Watson, Farley & Williams has rushed to remove a video from YouTube which exposed confidential client and partner information.
The five and a half minute video showed someone with administrator-level access moving around the shipping specialist's website demonstrating various features.
Three minutes in, the cursor opens a 'Business Development' section which reveals a list of 'Deals' and a list of 'Pitches'. Several matters are shown, two of which are labelled explicitly as 'Confidential'.
Not to give too much away, but lots of those redacted deals concerned boat stuff.
The tour then turns to WFW's billing system. In doing so, it reveals the identity of WFW clients and the matters on which the firm was working. Details of clients' invoices are also shown, and their balances on client account.
Clients, matters, monies, all set out clearly. Looks like a great system!
The footage has been available for anyone to see for two years. It was uploaded in 2017 by an employee of Aderant, a US IT business which claims to be "Reimagining law firm success".

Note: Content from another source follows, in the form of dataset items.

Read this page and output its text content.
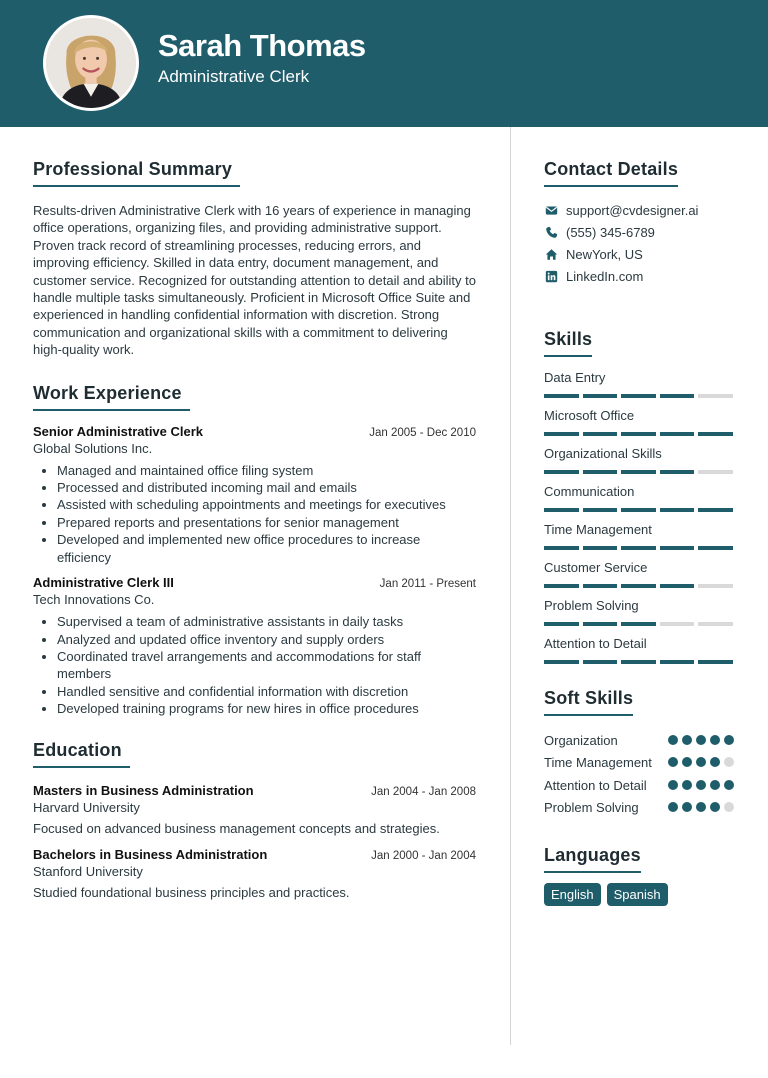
Sarah Thomas
Administrative Clerk
Professional Summary
Results-driven Administrative Clerk with 16 years of experience in managing office operations, organizing files, and providing administrative support. Proven track record of streamlining processes, reducing errors, and improving efficiency. Skilled in data entry, document management, and customer service. Recognized for outstanding attention to detail and ability to handle multiple tasks simultaneously. Proficient in Microsoft Office Suite and experienced in handling confidential information with discretion. Strong communication and organizational skills with a commitment to delivering high-quality work.
Work Experience
Senior Administrative Clerk	Jan 2005 - Dec 2010
Global Solutions Inc.
• Managed and maintained office filing system
• Processed and distributed incoming mail and emails
• Assisted with scheduling appointments and meetings for executives
• Prepared reports and presentations for senior management
• Developed and implemented new office procedures to increase efficiency
Administrative Clerk III	Jan 2011 - Present
Tech Innovations Co.
• Supervised a team of administrative assistants in daily tasks
• Analyzed and updated office inventory and supply orders
• Coordinated travel arrangements and accommodations for staff members
• Handled sensitive and confidential information with discretion
• Developed training programs for new hires in office procedures
Education
Masters in Business Administration	Jan 2004 - Jan 2008
Harvard University
Focused on advanced business management concepts and strategies.
Bachelors in Business Administration	Jan 2000 - Jan 2004
Stanford University
Studied foundational business principles and practices.
Contact Details
support@cvdesigner.ai
(555) 345-6789
NewYork, US
LinkedIn.com
Skills
Data Entry
Microsoft Office
Organizational Skills
Communication
Time Management
Customer Service
Problem Solving
Attention to Detail
Soft Skills
Organization
Time Management
Attention to Detail
Problem Solving
Languages
English	Spanish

"Just gonna upload it like...that. Bingo."
Steve McHargue, a 'Senior Solutions Architect' at Aderant on whose YouTube channel the video was posted, describes himself as a 'portal evangelist'. Luckily for WFW his congregation is very small and in two years Aderant's blooper reel garnered only 17 views.
Which is just as well, because at least two partners have the right to be absolutely livid about the breach.
The final third of the video takes viewers on a spin around pages showing WFW lawyers' utilisation rates. Two named WFW partners are used as examples, with the operator revealing screens that show that their performances were below average compared to the rest of the maritime team, as well as compared to the London office and the firm as a whole.
The humiliating information even includes the amount of sick leave they took, along with their remaining holiday entitlement. About the only detail Aderant didn't reveal was their pay.
Billings up over last year, at least.
The video was deleted from YouTube within hours of RollOnFriday alerting WFW.
In a statement the firm said McHargue intended to share the video privately for an internal training scheme, but inadvertently posted it on a public site. He is said to be "mortified" by the slip.
The firm said Aderant did not have WFW's permission to create the video. It said it took data breaches "very seriously" and was "concurrently conducting our own investigations including, among other things, action on the part of the supplier".
WFW warned "third parties" that the information contained in the video "is confidential and should not be disseminated" and that "the video or any parts of it should be deleted”. An important message to send, albeit two years ago.